Last week, the US and Switzerland reached an agreement under which Switzerland has agreed that UBS will disclose an estimated 4,450 names of Americans who evaded tax with its help and about 10,000 accounts. However, there has been no disclosure about what parameters will be used to determine which names will be released. This puts these US tax evaders in a real dilemma. Several months ago, the IRS introduced a program to allow UBS tax evaders to come clean and generally avoid jail time so long as they paid all past due taxes and substantial penalties. This program ends September 23, so the evaders now must decide whether to come clean, pay most of the hidden money to the IRS through taxes and penalties, but at least be able to sleep at night knowing that orange jumpsuits are not in their future or take the chance that they are one of the lucky ones whose name will not be revealed and their Swiss account holdings will remain secret and intact.
As a result of the UBS case, Switzerland has agreed to amend its tax treaty with the US. Historically, Switzerland distinguished between tax fraud and tax evasion, which enabled its banks to assure depositors that their accounts would remain secret.

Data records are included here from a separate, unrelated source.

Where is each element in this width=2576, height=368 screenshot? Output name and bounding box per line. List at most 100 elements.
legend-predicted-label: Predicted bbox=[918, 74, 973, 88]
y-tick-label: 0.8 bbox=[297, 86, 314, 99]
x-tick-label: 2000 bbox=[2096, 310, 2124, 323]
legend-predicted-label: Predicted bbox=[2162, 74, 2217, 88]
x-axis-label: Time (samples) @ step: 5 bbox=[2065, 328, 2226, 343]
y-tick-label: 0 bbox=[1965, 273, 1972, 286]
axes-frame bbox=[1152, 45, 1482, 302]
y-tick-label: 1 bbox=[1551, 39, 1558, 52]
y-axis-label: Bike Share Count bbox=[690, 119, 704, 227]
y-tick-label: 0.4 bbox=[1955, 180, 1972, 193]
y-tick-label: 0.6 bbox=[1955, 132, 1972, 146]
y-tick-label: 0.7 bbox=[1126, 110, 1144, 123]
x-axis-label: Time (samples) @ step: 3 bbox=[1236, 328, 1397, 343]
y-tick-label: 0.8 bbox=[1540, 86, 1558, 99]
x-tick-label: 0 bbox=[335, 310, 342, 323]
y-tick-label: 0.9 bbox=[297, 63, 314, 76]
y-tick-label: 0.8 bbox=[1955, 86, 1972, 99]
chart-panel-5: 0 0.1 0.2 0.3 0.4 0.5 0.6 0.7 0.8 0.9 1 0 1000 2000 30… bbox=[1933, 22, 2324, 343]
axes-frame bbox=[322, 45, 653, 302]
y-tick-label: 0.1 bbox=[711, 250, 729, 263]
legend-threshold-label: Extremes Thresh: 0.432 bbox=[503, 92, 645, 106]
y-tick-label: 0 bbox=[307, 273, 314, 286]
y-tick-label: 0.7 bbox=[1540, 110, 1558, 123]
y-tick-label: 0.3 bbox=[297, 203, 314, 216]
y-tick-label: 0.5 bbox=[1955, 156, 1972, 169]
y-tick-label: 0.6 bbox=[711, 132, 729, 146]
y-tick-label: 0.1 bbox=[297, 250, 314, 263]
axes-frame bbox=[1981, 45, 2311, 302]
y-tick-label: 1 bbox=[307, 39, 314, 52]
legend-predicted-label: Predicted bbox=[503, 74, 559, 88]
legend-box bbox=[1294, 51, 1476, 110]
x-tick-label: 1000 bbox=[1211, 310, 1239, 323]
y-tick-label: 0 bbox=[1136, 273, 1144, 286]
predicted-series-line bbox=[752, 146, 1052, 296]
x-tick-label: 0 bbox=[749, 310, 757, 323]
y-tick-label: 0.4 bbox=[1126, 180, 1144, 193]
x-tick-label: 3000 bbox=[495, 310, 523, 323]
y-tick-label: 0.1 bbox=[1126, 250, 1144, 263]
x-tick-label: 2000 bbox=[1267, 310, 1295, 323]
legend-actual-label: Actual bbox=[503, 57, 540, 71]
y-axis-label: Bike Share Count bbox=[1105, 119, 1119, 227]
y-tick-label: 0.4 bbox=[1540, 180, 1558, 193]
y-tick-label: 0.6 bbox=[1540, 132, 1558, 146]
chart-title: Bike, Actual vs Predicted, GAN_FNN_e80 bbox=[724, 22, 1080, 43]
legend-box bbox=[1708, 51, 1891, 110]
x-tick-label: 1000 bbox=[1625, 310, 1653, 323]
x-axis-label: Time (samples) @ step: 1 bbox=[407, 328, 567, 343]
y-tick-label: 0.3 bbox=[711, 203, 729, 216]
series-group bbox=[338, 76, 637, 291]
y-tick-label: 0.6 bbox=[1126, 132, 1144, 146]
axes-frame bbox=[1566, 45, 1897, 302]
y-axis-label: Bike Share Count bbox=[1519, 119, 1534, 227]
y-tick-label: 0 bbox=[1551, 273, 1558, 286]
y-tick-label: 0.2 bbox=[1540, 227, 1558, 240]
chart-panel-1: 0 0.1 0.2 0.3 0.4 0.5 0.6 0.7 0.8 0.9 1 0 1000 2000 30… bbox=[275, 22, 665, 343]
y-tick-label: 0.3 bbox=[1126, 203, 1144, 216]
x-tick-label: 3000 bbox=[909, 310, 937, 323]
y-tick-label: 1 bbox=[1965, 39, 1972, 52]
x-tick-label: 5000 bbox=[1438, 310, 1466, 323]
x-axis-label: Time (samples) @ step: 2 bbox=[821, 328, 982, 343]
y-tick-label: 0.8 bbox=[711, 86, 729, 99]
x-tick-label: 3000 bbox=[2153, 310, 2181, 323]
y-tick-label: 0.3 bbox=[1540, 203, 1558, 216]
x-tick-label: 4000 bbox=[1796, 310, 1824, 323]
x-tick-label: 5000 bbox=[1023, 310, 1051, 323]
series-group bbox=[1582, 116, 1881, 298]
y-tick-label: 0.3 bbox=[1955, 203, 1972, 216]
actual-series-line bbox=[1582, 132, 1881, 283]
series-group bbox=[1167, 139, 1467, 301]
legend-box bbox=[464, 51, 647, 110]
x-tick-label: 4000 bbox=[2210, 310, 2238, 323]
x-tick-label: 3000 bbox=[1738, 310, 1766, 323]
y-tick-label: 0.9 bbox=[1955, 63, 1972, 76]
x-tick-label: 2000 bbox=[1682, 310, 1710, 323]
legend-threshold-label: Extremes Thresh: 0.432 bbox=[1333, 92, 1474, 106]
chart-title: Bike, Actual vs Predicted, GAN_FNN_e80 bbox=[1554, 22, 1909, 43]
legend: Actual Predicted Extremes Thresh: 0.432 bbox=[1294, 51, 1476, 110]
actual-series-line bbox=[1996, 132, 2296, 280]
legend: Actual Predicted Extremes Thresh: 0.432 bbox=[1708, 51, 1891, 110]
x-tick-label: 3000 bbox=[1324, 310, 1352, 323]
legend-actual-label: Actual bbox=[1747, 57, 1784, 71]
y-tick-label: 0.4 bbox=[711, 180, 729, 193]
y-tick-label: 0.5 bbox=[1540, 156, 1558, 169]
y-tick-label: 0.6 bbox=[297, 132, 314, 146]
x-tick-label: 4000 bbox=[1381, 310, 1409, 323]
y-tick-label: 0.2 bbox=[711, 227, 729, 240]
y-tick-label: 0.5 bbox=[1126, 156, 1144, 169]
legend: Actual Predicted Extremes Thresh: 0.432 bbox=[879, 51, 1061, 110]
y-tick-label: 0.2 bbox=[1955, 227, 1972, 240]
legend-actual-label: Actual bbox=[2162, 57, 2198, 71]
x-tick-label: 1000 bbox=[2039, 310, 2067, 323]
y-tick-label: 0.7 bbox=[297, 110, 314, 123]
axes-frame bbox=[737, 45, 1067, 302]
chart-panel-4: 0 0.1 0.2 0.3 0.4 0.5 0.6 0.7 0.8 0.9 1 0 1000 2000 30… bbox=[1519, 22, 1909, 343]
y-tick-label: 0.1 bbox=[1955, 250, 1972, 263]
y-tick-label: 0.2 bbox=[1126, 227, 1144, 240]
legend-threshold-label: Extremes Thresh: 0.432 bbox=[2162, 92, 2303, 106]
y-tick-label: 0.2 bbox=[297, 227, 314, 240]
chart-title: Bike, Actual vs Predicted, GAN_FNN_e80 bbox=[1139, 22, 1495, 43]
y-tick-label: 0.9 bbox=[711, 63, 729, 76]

While the basis for the Switzerland's unique distinction between tax fraud and tax evasion is not entirely clear, it appears that Switzerland defined tax fraud as taking some active and deliberate action to defraud the tax authorities -- like falsifying a document -- whereas omitting things, like millions of dollars of income, was only tax evasion. And in Switzerland, tax fraud was a crime but tax evasion was only a civil matter and not of much consequence. Its tax treaties with other countries required Switzerland to cooperate with the other country in investigating tax fraud, but Switzerland thought tax evasion did not fall within these treaty obligations and the Swiss banks could assure depositors who committed only tax evasion of bank secrecy.
Most other nations don't take the same lax attitude toward tax evasion that Switzerland did and the OECD, an international organization, threatened to put Switzerland on the tax haven list. Switzerland capitulated and is adopting the OECD's definition which makes tax evasion, as well as tax fraud, a crime. This means that Switzerland, by treaty, will be obligated to cooperate with the IRS to catch US taxpayers cheating on their taxes, i.e., turn over names, account numbers, account information, etc.
Swiss banks reportedly are now hawking Switzerland's famous stability to potential depositors instead of its historic bank secrecy laws.